Balance d’épicerie Roberval en fonte avec ses deux plateaux et 5 poids de 2 kg, 1 kg, 500 g (hexag.), 200 g (hexag.). et 100 g., chez Guito Libelle, boutique/épicerie d’îlet à Malheur. Elle mesure 47 cm. de longueur. Le diamètre des plateaux est de 24 cm.

Les poids hexagonaux sont en fonte de fer et les autres sans doute en laiton. Inscription « FORCE 15 kg » sur la balance – Poinçon « 92 » – indiquant la dernière vérification de l’objet en 1992 – Poinçons inscrits également sur les poids.

Vers 2005 – 2007, on retrouve à Mafate, rouillées et jetées, plusieurs de ces machines. Celle-ci est la seule encore en usage, avec un poinçon obsolète, mais tout de même relativement rassurant pour les clients de l’épicerie !
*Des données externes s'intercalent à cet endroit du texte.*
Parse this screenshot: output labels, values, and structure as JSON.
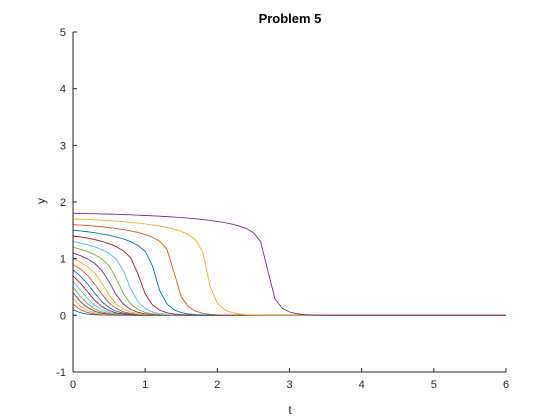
{
  "chart_data": {
    "type": "line",
    "title": "Problem 5",
    "xlabel": "t",
    "ylabel": "y",
    "xlim": [
      0,
      6
    ],
    "ylim": [
      -1,
      5
    ],
    "xticks": [
      "0",
      "1",
      "2",
      "3",
      "4",
      "5",
      "6"
    ],
    "yticks": [
      "-1",
      "0",
      "1",
      "2",
      "3",
      "4",
      "5"
    ],
    "grid": false,
    "legend": "none",
    "t": [
      0,
      0.1,
      0.2,
      0.3,
      0.4,
      0.5,
      0.6,
      0.7,
      0.8,
      0.9,
      1,
      1.1,
      1.2,
      1.3,
      1.4,
      1.5,
      1.6,
      1.7,
      1.8,
      1.9,
      2,
      2.1,
      2.2,
      2.3,
      2.4,
      2.5,
      2.6,
      2.7,
      2.8,
      2.9,
      3,
      3.1,
      3.2,
      3.3,
      3.4,
      3.5,
      3.6,
      3.7,
      3.8,
      3.9,
      4,
      4.1,
      4.2,
      4.3,
      4.4,
      4.5,
      4.6,
      4.7,
      4.8,
      4.9,
      5,
      5.1,
      5.2,
      5.3,
      5.4,
      5.5,
      5.6,
      5.7,
      5.8,
      5.9,
      6
    ],
    "series": [
      {
        "color": "#0072BD",
        "values": [
          0.1,
          0.046,
          0.021,
          0.009,
          0.004,
          0.002,
          0.001,
          0,
          0,
          0,
          0,
          0,
          0,
          0,
          0,
          0,
          0,
          0,
          0,
          0,
          0,
          0,
          0,
          0,
          0,
          0,
          0,
          0,
          0,
          0,
          0,
          0,
          0,
          0,
          0,
          0,
          0,
          0,
          0,
          0,
          0,
          0,
          0,
          0,
          0,
          0,
          0,
          0,
          0,
          0,
          0,
          0,
          0,
          0,
          0,
          0,
          0,
          0,
          0,
          0,
          0
        ]
      },
      {
        "color": "#D95319",
        "values": [
          0.2,
          0.102,
          0.05,
          0.024,
          0.012,
          0.006,
          0.003,
          0.001,
          0.001,
          0,
          0,
          0,
          0,
          0,
          0,
          0,
          0,
          0,
          0,
          0,
          0,
          0,
          0,
          0,
          0,
          0,
          0,
          0,
          0,
          0,
          0,
          0,
          0,
          0,
          0,
          0,
          0,
          0,
          0,
          0,
          0,
          0,
          0,
          0,
          0,
          0,
          0,
          0,
          0,
          0,
          0,
          0,
          0,
          0,
          0,
          0,
          0,
          0,
          0,
          0,
          0
        ]
      },
      {
        "color": "#EDB120",
        "values": [
          0.3,
          0.167,
          0.087,
          0.044,
          0.022,
          0.011,
          0.005,
          0.003,
          0.001,
          0.001,
          0,
          0,
          0,
          0,
          0,
          0,
          0,
          0,
          0,
          0,
          0,
          0,
          0,
          0,
          0,
          0,
          0,
          0,
          0,
          0,
          0,
          0,
          0,
          0,
          0,
          0,
          0,
          0,
          0,
          0,
          0,
          0,
          0,
          0,
          0,
          0,
          0,
          0,
          0,
          0,
          0,
          0,
          0,
          0,
          0,
          0,
          0,
          0,
          0,
          0,
          0
        ]
      },
      {
        "color": "#7E2F8E",
        "values": [
          0.4,
          0.245,
          0.137,
          0.072,
          0.037,
          0.019,
          0.009,
          0.005,
          0.002,
          0.001,
          0.001,
          0,
          0,
          0,
          0,
          0,
          0,
          0,
          0,
          0,
          0,
          0,
          0,
          0,
          0,
          0,
          0,
          0,
          0,
          0,
          0,
          0,
          0,
          0,
          0,
          0,
          0,
          0,
          0,
          0,
          0,
          0,
          0,
          0,
          0,
          0,
          0,
          0,
          0,
          0,
          0,
          0,
          0,
          0,
          0,
          0,
          0,
          0,
          0,
          0,
          0
        ]
      },
      {
        "color": "#77AC30",
        "values": [
          0.5,
          0.338,
          0.206,
          0.114,
          0.06,
          0.031,
          0.016,
          0.008,
          0.004,
          0.002,
          0.001,
          0,
          0,
          0,
          0,
          0,
          0,
          0,
          0,
          0,
          0,
          0,
          0,
          0,
          0,
          0,
          0,
          0,
          0,
          0,
          0,
          0,
          0,
          0,
          0,
          0,
          0,
          0,
          0,
          0,
          0,
          0,
          0,
          0,
          0,
          0,
          0,
          0,
          0,
          0,
          0,
          0,
          0,
          0,
          0,
          0,
          0,
          0,
          0,
          0,
          0
        ]
      },
      {
        "color": "#4DBEEE",
        "values": [
          0.6,
          0.447,
          0.302,
          0.179,
          0.098,
          0.051,
          0.026,
          0.013,
          0.007,
          0.003,
          0.002,
          0.001,
          0,
          0,
          0,
          0,
          0,
          0,
          0,
          0,
          0,
          0,
          0,
          0,
          0,
          0,
          0,
          0,
          0,
          0,
          0,
          0,
          0,
          0,
          0,
          0,
          0,
          0,
          0,
          0,
          0,
          0,
          0,
          0,
          0,
          0,
          0,
          0,
          0,
          0,
          0,
          0,
          0,
          0,
          0,
          0,
          0,
          0,
          0,
          0,
          0
        ]
      },
      {
        "color": "#A2142F",
        "values": [
          0.7,
          0.57,
          0.42,
          0.267,
          0.155,
          0.083,
          0.043,
          0.022,
          0.011,
          0.006,
          0.003,
          0.001,
          0.001,
          0,
          0,
          0,
          0,
          0,
          0,
          0,
          0,
          0,
          0,
          0,
          0,
          0,
          0,
          0,
          0,
          0,
          0,
          0,
          0,
          0,
          0,
          0,
          0,
          0,
          0,
          0,
          0,
          0,
          0,
          0,
          0,
          0,
          0,
          0,
          0,
          0,
          0,
          0,
          0,
          0,
          0,
          0,
          0,
          0,
          0,
          0,
          0
        ]
      },
      {
        "color": "#0072BD",
        "values": [
          0.8,
          0.695,
          0.557,
          0.395,
          0.242,
          0.136,
          0.072,
          0.037,
          0.019,
          0.01,
          0.005,
          0.002,
          0.001,
          0.001,
          0,
          0,
          0,
          0,
          0,
          0,
          0,
          0,
          0,
          0,
          0,
          0,
          0,
          0,
          0,
          0,
          0,
          0,
          0,
          0,
          0,
          0,
          0,
          0,
          0,
          0,
          0,
          0,
          0,
          0,
          0,
          0,
          0,
          0,
          0,
          0,
          0,
          0,
          0,
          0,
          0,
          0,
          0,
          0,
          0,
          0,
          0
        ]
      },
      {
        "color": "#D95319",
        "values": [
          0.9,
          0.818,
          0.706,
          0.553,
          0.373,
          0.219,
          0.119,
          0.062,
          0.032,
          0.016,
          0.008,
          0.004,
          0.002,
          0.001,
          0.001,
          0,
          0,
          0,
          0,
          0,
          0,
          0,
          0,
          0,
          0,
          0,
          0,
          0,
          0,
          0,
          0,
          0,
          0,
          0,
          0,
          0,
          0,
          0,
          0,
          0,
          0,
          0,
          0,
          0,
          0,
          0,
          0,
          0,
          0,
          0,
          0,
          0,
          0,
          0,
          0,
          0,
          0,
          0,
          0,
          0,
          0
        ]
      },
      {
        "color": "#EDB120",
        "values": [
          1,
          0.94,
          0.86,
          0.746,
          0.568,
          0.36,
          0.202,
          0.107,
          0.055,
          0.028,
          0.014,
          0.007,
          0.004,
          0.002,
          0.001,
          0,
          0,
          0,
          0,
          0,
          0,
          0,
          0,
          0,
          0,
          0,
          0,
          0,
          0,
          0,
          0,
          0,
          0,
          0,
          0,
          0,
          0,
          0,
          0,
          0,
          0,
          0,
          0,
          0,
          0,
          0,
          0,
          0,
          0,
          0,
          0,
          0,
          0,
          0,
          0,
          0,
          0,
          0,
          0,
          0,
          0
        ]
      },
      {
        "color": "#7E2F8E",
        "values": [
          1.1,
          1.055,
          0.996,
          0.917,
          0.793,
          0.592,
          0.36,
          0.197,
          0.103,
          0.053,
          0.027,
          0.014,
          0.007,
          0.003,
          0.002,
          0.001,
          0,
          0,
          0,
          0,
          0,
          0,
          0,
          0,
          0,
          0,
          0,
          0,
          0,
          0,
          0,
          0,
          0,
          0,
          0,
          0,
          0,
          0,
          0,
          0,
          0,
          0,
          0,
          0,
          0,
          0,
          0,
          0,
          0,
          0,
          0,
          0,
          0,
          0,
          0,
          0,
          0,
          0,
          0,
          0,
          0
        ]
      },
      {
        "color": "#77AC30",
        "values": [
          1.2,
          1.168,
          1.126,
          1.071,
          0.996,
          0.874,
          0.648,
          0.379,
          0.201,
          0.103,
          0.052,
          0.027,
          0.013,
          0.007,
          0.003,
          0.002,
          0.001,
          0,
          0,
          0,
          0,
          0,
          0,
          0,
          0,
          0,
          0,
          0,
          0,
          0,
          0,
          0,
          0,
          0,
          0,
          0,
          0,
          0,
          0,
          0,
          0,
          0,
          0,
          0,
          0,
          0,
          0,
          0,
          0,
          0,
          0,
          0,
          0,
          0,
          0,
          0,
          0,
          0,
          0,
          0,
          0
        ]
      },
      {
        "color": "#4DBEEE",
        "values": [
          1.3,
          1.277,
          1.247,
          1.21,
          1.161,
          1.094,
          0.99,
          0.784,
          0.466,
          0.238,
          0.119,
          0.059,
          0.03,
          0.015,
          0.007,
          0.004,
          0.002,
          0.001,
          0,
          0,
          0,
          0,
          0,
          0,
          0,
          0,
          0,
          0,
          0,
          0,
          0,
          0,
          0,
          0,
          0,
          0,
          0,
          0,
          0,
          0,
          0,
          0,
          0,
          0,
          0,
          0,
          0,
          0,
          0,
          0,
          0,
          0,
          0,
          0,
          0,
          0,
          0,
          0,
          0,
          0,
          0
        ]
      },
      {
        "color": "#A2142F",
        "values": [
          1.4,
          1.384,
          1.363,
          1.337,
          1.305,
          1.264,
          1.211,
          1.137,
          1.012,
          0.731,
          0.379,
          0.186,
          0.092,
          0.045,
          0.023,
          0.011,
          0.006,
          0.003,
          0.001,
          0.001,
          0,
          0,
          0,
          0,
          0,
          0,
          0,
          0,
          0,
          0,
          0,
          0,
          0,
          0,
          0,
          0,
          0,
          0,
          0,
          0,
          0,
          0,
          0,
          0,
          0,
          0,
          0,
          0,
          0,
          0,
          0,
          0,
          0,
          0,
          0,
          0,
          0,
          0,
          0,
          0,
          0
        ]
      },
      {
        "color": "#0072BD",
        "values": [
          1.5,
          1.489,
          1.475,
          1.458,
          1.437,
          1.413,
          1.384,
          1.347,
          1.3,
          1.235,
          1.131,
          0.877,
          0.438,
          0.203,
          0.098,
          0.048,
          0.024,
          0.012,
          0.006,
          0.003,
          0.001,
          0.001,
          0,
          0,
          0,
          0,
          0,
          0,
          0,
          0,
          0,
          0,
          0,
          0,
          0,
          0,
          0,
          0,
          0,
          0,
          0,
          0,
          0,
          0,
          0,
          0,
          0,
          0,
          0,
          0,
          0,
          0,
          0,
          0,
          0,
          0,
          0,
          0,
          0,
          0,
          0
        ]
      },
      {
        "color": "#D95319",
        "values": [
          1.6,
          1.593,
          1.585,
          1.575,
          1.563,
          1.549,
          1.532,
          1.513,
          1.49,
          1.462,
          1.426,
          1.378,
          1.307,
          1.171,
          0.758,
          0.327,
          0.152,
          0.073,
          0.036,
          0.018,
          0.009,
          0.004,
          0.002,
          0.001,
          0.001,
          0,
          0,
          0,
          0,
          0,
          0,
          0,
          0,
          0,
          0,
          0,
          0,
          0,
          0,
          0,
          0,
          0,
          0,
          0,
          0,
          0,
          0,
          0,
          0,
          0,
          0,
          0,
          0,
          0,
          0,
          0,
          0,
          0,
          0,
          0,
          0
        ]
      },
      {
        "color": "#EDB120",
        "values": [
          1.7,
          1.696,
          1.691,
          1.685,
          1.678,
          1.671,
          1.662,
          1.652,
          1.641,
          1.628,
          1.613,
          1.596,
          1.576,
          1.552,
          1.521,
          1.481,
          1.424,
          1.33,
          1.107,
          0.508,
          0.213,
          0.099,
          0.048,
          0.024,
          0.012,
          0.006,
          0.003,
          0.001,
          0.001,
          0,
          0,
          0,
          0,
          0,
          0,
          0,
          0,
          0,
          0,
          0,
          0,
          0,
          0,
          0,
          0,
          0,
          0,
          0,
          0,
          0,
          0,
          0,
          0,
          0,
          0,
          0,
          0,
          0,
          0,
          0,
          0
        ]
      },
      {
        "color": "#7E2F8E",
        "values": [
          1.8,
          1.798,
          1.796,
          1.793,
          1.79,
          1.786,
          1.782,
          1.778,
          1.773,
          1.768,
          1.762,
          1.756,
          1.749,
          1.742,
          1.734,
          1.725,
          1.715,
          1.703,
          1.69,
          1.675,
          1.657,
          1.637,
          1.611,
          1.578,
          1.532,
          1.459,
          1.3,
          0.784,
          0.284,
          0.124,
          0.059,
          0.029,
          0.014,
          0.007,
          0.004,
          0.002,
          0.001,
          0,
          0,
          0,
          0,
          0,
          0,
          0,
          0,
          0,
          0,
          0,
          0,
          0,
          0,
          0,
          0,
          0,
          0,
          0,
          0,
          0,
          0,
          0,
          0
        ]
      }
    ]
  }
}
Selon Wikipédia, la balance Roberval à deux fléaux est un instrument de pesage qui doit son nom à son inventeur Gilles Personne de Roberval, mathématicien et physicien français né en 1602, connu sous le nom de Roberval, parce qu’originaire de Roberval dans l’Oise. Gilles Personne eut l’ingénieuse idée de placer les plateaux au-dessus du fléau, alors que traditionnellement ils étaient suspendus en dessous du fléau. La production de ce type de balance devient importante à partir de 1850 et restera marquante jusque dans les années 1970 – 1980, avec des modèles homologués adaptés aux différents métiers : le principe de Roberval donne une bonne précision dans la pesée, une bonne stabilité dans le réglage et une robustesse à l’épreuve du temps.

La balance présentée ici faisait l’objet d’un usage quotidien pour le vrac, dans l’épicerie de Guito Libelle, jusqu’en 2007. Et puis M. Guito a décidé de se moderniser et a acquis une balance électronique, plus précise, plus dans le vent. Cependant, il garde encore sous son comptoir la « Roberval » en redoutant les éventuelles pannes de l’électronique…

Balance Romaine – chez Benoît Boyer au Gîte du Pavillon, Grand Place Les Hauts

Balance achetée à Gamm Vert en 1980, elle est utilisable par inversion pour deux types de pesées : légères de 1 à 20 kg. par 500 g. Et lourdes de 20 à 120 kg.

Benoît Boyer s’en sert pour la pesée des aliments, du poulet ou même du cochon.

« La balance était suspendue à une barre portée par deux hommes sur leurs épaules… » dit-il !

Selon Wikipédia, pour un éclairage technique « … les deux bras du fléau n’ont pas la même longueur : le bras du côté de la masse inconnue a une longueur constante alors que la longueur du bras qui supporte le contrepoids est variable. On n’obtient pas l’équilibre en égalisant les deux masses, mais en agissant sur la longueur du bras qui porte le contrepoids. L’équilibre se fait lorsqu’en déplaçant ce contrepoids le long de sa tige, le fléau atteint la position horizontale. Le bras le plus long porte des divisions avec indication des masses correspondantes. Il suffit alors de lire la masse de l’objet… »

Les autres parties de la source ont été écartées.